During World War II, a Japanese-American named Harry Korematsu unsuccessfully tried to avoid internment by undergoing eye surgery. Today, college counselors advise Asian-American students to omit photos from their applications.
But when opponents of racial preferences point to these injustices, supporters of equal outcomes respond that racism is so deep that colleges must pick winners and losers to reorder the social structure.
But what limiting principle is there? When will Harvard be diverse enough? When African-American and Hispanic students are in the majority? When whites are in the minority? And until then, are Asian-Americans just collateral damage?
If equal outcomes are the goal, Harvard can be a little racist or a lot, because the ends justify the means.
This approach demeans individuals. The Supreme Court long has viewed racial classifications with the highest level of scrutiny for a reason. As it said in Hirabayashi v. United States, when addressing the internment of Japanese-Americans, “distinctions between citizens solely because of their ancestry are by their very nature odious to a free people whose institutions are founded upon the doctrine of equality.”
This odiousness stems from a long history of separating people by races in order to mistreat them, from enslaving Africans—on plantations, to excluding Chinese from the country, to keeping both African-American and Asian-American students in “separate but equal” schools.
Racial preferences undermine the great principle of America’s founding—that “all men are created equal.” Individual equality does not guarantee equal outcomes, but it does support equal opportunities.
In the past, when racism in our nation led to chains being placed upon Africans, the principle of individual equality led to those fetters being removed. Justice required that then, and justice now requires removing roadblocks to prevent Asian-American students from reaching their dreams.
We can do more to create equal educational opportunities for children like Sarah who face socio-economic hardships. This would be particularly helpful at the earlier and more foundational stages of education. But it’s not clear that putting roadblocks in front of certain students because of their race actually helps anyone.
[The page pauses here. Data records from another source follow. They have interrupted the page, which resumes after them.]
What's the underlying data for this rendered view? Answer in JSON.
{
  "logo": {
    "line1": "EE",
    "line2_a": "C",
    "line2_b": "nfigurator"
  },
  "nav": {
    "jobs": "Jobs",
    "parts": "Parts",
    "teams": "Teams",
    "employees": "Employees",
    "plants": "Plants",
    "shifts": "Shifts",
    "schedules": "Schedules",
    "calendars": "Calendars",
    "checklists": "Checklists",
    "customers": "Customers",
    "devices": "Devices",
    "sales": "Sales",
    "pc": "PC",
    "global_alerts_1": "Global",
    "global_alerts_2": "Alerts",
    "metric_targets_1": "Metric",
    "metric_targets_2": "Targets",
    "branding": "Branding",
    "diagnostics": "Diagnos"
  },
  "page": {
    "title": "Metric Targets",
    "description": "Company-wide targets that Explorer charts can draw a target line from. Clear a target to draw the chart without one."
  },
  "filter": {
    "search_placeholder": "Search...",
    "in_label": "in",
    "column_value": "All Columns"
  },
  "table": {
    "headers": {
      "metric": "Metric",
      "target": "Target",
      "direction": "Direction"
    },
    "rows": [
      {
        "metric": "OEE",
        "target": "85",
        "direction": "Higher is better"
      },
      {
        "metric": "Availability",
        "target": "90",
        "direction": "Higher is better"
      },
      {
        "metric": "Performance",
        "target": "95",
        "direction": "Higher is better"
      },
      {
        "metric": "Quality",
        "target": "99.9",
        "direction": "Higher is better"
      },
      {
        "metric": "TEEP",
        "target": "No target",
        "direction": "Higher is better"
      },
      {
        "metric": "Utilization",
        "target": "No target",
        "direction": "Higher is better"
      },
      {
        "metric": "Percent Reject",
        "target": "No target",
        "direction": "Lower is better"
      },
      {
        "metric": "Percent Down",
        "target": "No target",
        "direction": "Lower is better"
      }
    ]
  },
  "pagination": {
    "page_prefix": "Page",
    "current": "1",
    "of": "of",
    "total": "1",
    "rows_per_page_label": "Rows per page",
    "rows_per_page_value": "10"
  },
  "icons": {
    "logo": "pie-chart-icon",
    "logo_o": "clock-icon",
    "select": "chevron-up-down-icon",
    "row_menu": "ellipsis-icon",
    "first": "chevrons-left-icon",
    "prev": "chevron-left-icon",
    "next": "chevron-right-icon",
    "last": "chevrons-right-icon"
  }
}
When Sarah and her peers go to college, much more will be at stake for them than a school’s ability to show off its diversity. I hope she will end up at a school for which she is well-matched and not only enroll, but graduate with flying colors.
When the judge in Harvard’s case considers whether all American students should have an equal shot at applying for college, the answer should be yes. Each student deserves to be judged not by what they look like, but by who they are.